Motosikletin arka koltuğuna yerleşip başıma kaskı geçirdiğim gibi gaza basıp beni uçurması bir oldu. On beş yirmi dakika içinde okulun önünde durduk. Motordan inip kaskı çıkardıktan sonra oda kaskını çıkardı ve önüne koyup gözlerime baktı. Bir çocuk gibi takdir edilmeyi bekliyordu. Sanki ne yaptıysa...
- Teşekkürler sevgili şoför bey.
- Böyle mi söylenir ya...
- İdare et.
- Cidden duygusuzsun.
Dedi ve pis pis sırıtıp uzaklaştı. Ders 15 dakika önce başlamıştı ve pek sevgili bilişim hocamız ile ilk dersimizi paylaşıyorduk. Kesinlikle geç kalmam onu rahatsız etmiyor. (!)
Sınıfın önüne geldiğimde elimi kaldırdım ve yutkunarak zaten açık olan kapıyı tıklattım.
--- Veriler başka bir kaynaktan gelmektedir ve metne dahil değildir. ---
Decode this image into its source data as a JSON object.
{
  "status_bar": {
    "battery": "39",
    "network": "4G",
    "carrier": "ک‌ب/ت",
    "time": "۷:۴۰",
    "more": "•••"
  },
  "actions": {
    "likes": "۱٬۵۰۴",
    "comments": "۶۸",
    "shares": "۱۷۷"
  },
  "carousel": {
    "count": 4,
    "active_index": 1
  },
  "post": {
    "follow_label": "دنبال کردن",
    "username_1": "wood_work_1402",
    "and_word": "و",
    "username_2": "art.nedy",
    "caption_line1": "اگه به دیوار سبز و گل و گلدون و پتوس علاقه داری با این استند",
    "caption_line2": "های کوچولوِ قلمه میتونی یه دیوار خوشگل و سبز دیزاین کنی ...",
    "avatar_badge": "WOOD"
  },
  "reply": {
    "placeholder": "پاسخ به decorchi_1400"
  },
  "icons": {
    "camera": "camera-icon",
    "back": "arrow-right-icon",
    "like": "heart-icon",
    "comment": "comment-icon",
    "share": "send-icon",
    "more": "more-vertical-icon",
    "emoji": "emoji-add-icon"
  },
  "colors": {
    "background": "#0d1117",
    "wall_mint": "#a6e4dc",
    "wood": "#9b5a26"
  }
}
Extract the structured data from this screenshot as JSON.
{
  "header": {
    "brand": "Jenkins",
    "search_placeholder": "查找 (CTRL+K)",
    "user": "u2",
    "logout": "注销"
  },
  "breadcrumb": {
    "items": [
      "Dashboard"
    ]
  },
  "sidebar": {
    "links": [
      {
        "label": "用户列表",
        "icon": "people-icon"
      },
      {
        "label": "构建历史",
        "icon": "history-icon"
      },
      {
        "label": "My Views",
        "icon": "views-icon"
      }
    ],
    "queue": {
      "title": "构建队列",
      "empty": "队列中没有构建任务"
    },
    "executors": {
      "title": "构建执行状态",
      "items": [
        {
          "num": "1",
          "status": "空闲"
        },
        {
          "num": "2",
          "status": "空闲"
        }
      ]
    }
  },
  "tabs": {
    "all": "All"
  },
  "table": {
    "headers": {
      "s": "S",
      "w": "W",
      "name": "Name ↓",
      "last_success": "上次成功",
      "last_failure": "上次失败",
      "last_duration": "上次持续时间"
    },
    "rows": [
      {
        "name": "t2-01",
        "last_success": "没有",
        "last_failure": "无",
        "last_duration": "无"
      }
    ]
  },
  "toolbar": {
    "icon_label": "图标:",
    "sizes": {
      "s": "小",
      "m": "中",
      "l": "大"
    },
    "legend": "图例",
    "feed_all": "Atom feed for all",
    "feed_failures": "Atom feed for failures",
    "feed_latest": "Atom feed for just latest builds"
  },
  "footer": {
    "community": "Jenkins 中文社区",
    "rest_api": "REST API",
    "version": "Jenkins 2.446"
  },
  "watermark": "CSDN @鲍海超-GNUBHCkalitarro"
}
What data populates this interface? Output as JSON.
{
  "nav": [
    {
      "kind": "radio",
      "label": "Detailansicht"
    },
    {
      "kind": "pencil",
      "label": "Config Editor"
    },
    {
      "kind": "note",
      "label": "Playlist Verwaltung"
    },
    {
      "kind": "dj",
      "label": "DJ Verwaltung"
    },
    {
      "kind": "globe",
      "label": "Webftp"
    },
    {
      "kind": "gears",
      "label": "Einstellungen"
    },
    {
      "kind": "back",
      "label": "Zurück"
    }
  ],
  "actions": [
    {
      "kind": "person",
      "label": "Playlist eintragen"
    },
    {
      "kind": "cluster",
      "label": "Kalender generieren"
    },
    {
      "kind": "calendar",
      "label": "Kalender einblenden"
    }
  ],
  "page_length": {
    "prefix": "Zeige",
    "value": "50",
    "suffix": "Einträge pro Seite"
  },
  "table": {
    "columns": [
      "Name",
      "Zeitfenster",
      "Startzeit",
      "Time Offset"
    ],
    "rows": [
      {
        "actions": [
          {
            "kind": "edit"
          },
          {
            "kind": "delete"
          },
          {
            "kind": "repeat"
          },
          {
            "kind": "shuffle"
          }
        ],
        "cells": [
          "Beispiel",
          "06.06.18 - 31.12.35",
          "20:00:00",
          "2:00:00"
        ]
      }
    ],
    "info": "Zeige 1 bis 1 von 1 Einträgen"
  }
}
Başımı içeri doğru uzatarak mahcup bir ifadeyle girmek için izin istedim ve cevap beklemeden yerime oturdum.
- Girebilirsiniz...
Cinaslı bir biçimde söylediği cümleye ufak bir tebessümle karşılık vererek tabletimi çıkarıp masama koydum.
- Söz veriyorum bayan Alyvy, bir daha geç kalmayacağım.
- Umarım öyle olur. Çünkü çizgiyi aşmak üzeresin.
Der demez sanki bu diyalog hiç gerçekleşmemiş gibi derse devam etti. Bu sırada sağ tarafımda bana monotom bir bakış atan Berry'yi gördüm ve gözünün içine bakarak omuz silktim. Tamamen ruhumu daraltan dersimiz bittikten sonra Berry yanıma gelip tabletimi aldı ve yanıma oturdu.
- Ee bu sefer alarmına n'oldu?
Diyerek tableti kurcalamaya başladı.
- A-
- Kedin yedi...
- Aslında hayır bu sefer Olga değildi. Alarmı duymamışım. Ama yolda gelirken Ethan'a rastladım ve beni o getirdi.
- Ethan ha?
- Evet.
Tableti elinden alıp ders anlatım föylerine girdim ve 20. föyü açıp kod diziliminin düzenlenişini inceledim. Gerçekten kendi kodlarımım hata ile dolu olduğunu farkettim. Bu şekilde asla bir yazılımcı olamazdım. Gözlerimi Berry'ye çevirdim ve ne yaptığını merakla izledim. O muhteşem sevgilisi ile konuşuyordu. Öyle birini nasıl bulmuştu bilmiyorum. Ama o cidden şanslı bir kızdı.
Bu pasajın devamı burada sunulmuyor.